Tuesday, August 28, 2012

The Return

I can see why Walter de la Mare is more remembered as a poet than either a novelist or short story writer. His language has an archaic feel and it must have had this even when he was writing it. It is highly poetic and suggestive such that periodically it obscures the narrative flow. You are lost in a symbolic space, beautiful in itself, but sometimes seemingly remote from the matter at hand as if poetic reverie has interceded and your story teller has temporarily lost sight of his audience.

However, that said, he is unjustifiably neglected. Once you have adjusted to the wrought style, he is revealed as a highly gifted, imaginative and thought provoking teller of tales (in prose as in poetry).

One critic described him I recall as 'an expressionist' (more German than English) and I see what they mean. His books read like a tableau of vividly imagined and intense emotion.

The Return concerns a man, Arthur, who, recovering from influenza, on a walk strays into an unfrequented churchyard. There he falls asleep on a bench by one of the graves and on returning home, and looking in the mirror, discovers that physically he has changed. His face is different, that of another. The book explores the impact of this transformation on his family and friends and on his own imaginative and emotional life.

What follows is a penetrating exploration of how we rely on our mask, our persona, for our identity. Though both his wife and Mr Bethany, the Vicar, immediately 'recognise' him as 'Arthur' underneath, his conventional wife especially is deeply unsettled and quickly moves to ponder how to contain the social confusion of such a transformation (a need for containment that is shared with and by the friends whom she takes into her confidence).

Meanwhile, suburban, middle class Arthur is left searching for an explanation while trying to cope with the emotional consequences of not being seen, recognised, acknowledged.

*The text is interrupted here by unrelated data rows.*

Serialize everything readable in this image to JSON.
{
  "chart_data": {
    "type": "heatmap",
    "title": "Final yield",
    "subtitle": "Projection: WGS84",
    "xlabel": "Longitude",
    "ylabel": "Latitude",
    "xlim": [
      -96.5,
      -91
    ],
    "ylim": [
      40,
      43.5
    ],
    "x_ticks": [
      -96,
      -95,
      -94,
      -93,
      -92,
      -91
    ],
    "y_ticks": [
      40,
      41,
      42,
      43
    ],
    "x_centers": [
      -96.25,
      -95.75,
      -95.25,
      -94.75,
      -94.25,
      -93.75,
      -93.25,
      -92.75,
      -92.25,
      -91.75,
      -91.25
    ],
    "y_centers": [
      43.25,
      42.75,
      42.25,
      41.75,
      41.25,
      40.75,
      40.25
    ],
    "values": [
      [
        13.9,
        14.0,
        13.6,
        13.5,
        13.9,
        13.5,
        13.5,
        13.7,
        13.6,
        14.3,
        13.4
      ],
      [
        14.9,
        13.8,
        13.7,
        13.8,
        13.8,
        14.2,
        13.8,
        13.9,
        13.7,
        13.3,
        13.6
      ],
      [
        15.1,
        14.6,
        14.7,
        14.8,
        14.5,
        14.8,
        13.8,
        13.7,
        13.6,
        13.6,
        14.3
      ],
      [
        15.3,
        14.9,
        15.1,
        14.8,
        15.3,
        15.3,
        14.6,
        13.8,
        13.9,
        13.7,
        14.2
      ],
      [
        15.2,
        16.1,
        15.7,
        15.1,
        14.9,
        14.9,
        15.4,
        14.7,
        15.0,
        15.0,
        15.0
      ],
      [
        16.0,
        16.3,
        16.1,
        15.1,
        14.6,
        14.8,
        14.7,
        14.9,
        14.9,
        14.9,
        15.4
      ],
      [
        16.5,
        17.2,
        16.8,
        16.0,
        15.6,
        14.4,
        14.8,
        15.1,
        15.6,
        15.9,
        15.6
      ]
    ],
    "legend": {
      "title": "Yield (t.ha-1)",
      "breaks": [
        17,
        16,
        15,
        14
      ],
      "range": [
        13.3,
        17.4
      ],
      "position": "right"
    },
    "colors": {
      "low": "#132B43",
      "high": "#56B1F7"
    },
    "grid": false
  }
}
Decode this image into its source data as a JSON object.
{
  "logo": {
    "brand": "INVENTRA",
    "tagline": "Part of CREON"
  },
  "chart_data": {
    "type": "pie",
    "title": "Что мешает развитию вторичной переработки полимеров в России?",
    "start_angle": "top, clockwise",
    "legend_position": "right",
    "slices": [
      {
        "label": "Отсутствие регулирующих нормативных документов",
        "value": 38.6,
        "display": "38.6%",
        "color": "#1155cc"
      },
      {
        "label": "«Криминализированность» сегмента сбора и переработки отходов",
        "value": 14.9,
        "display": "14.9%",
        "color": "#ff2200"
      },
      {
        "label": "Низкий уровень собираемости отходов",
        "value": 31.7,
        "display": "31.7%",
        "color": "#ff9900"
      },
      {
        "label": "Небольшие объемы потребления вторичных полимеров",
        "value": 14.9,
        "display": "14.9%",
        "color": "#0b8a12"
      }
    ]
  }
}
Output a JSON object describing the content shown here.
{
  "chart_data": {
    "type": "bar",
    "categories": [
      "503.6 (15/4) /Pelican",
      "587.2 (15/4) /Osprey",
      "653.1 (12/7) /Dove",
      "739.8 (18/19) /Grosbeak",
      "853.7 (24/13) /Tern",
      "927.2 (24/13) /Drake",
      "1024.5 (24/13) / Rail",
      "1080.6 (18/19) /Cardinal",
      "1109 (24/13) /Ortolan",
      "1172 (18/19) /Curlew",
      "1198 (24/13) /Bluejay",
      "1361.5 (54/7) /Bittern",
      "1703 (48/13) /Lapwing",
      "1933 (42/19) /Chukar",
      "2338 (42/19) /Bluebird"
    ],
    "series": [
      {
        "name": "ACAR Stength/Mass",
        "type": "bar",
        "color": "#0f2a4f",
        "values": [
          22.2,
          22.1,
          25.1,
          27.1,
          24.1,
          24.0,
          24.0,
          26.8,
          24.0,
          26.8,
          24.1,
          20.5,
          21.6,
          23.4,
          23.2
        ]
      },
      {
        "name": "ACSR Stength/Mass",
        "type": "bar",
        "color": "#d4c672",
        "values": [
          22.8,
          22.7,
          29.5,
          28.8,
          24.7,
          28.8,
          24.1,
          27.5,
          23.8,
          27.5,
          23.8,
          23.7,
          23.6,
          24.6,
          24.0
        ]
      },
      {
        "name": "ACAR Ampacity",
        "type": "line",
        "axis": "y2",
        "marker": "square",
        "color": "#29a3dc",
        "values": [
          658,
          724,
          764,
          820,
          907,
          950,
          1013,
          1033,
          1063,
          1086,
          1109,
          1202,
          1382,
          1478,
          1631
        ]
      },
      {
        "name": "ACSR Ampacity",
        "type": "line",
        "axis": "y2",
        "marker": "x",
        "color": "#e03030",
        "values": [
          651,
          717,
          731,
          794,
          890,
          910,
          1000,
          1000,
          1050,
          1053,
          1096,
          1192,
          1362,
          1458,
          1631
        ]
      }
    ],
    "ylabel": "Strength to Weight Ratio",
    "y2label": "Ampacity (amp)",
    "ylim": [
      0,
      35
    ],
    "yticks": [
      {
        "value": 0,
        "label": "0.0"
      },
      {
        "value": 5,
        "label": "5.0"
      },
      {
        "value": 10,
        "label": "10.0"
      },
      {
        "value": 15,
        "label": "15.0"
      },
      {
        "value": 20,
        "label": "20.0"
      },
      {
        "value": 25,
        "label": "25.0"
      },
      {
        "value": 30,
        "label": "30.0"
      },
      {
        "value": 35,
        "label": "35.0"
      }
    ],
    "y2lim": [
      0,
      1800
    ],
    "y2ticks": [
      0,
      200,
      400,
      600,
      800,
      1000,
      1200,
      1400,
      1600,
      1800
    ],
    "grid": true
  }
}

He meets, in the same churchyard a man, Herbert, who, with his sister, befriends Arthur, and seeks to help him find an explanation. Two come as possibilities: the first is that he has been possessed by the spirit whose grave he slept at who turns out to have been French, an eighteenth century rake and suicide, whose pamphlet and portrait Herbert has discovered. The second is that in his illness and heightened sensitivity, he has imagined the change and imparted this imagination into the 'seeing' of others, a self-confirming, shared hypnosis. Possessed or hysterical you are allowed as reader to choose but either path leaves Arthur reassessing his life, trapped, as it has been, on the tramlines of normality, barely awake to the wonders of the world or genuinely felt connections to family and friends. He has, all this time, been masked from himself and from others and it is only the collapse of this mask, ironically stripped away by its uncanny replacement, that has punctured his complacency and given him the possibility of a new life.

It is clear that the new persona has offered a glimpse of his shadow self - both the positive and negative - qualities that he has rejected in himself. New life has burst forth in a way both highly unsettling and an opportunity.

This is where we leave Arthur at the end of the book - recovered of his original appearance - hysteria or possession have taken only temporary control - but 'broken down' into the possibility of new life and about to depart home, for a while or for good, in search of it.

I was, in passing, vividly reminded on the French psychologist's, Henri Wallon's, discussion of 'confiscation': how we allow the opinion (and confirmation) of others to forge our identity. Here a 'random' event shatters that act of confiscation - Arthur's conformity to others opinion, rooted in his appearance and manner - and allows him an opportunity to rebuild from an 'inside' he had forgotten he possessed.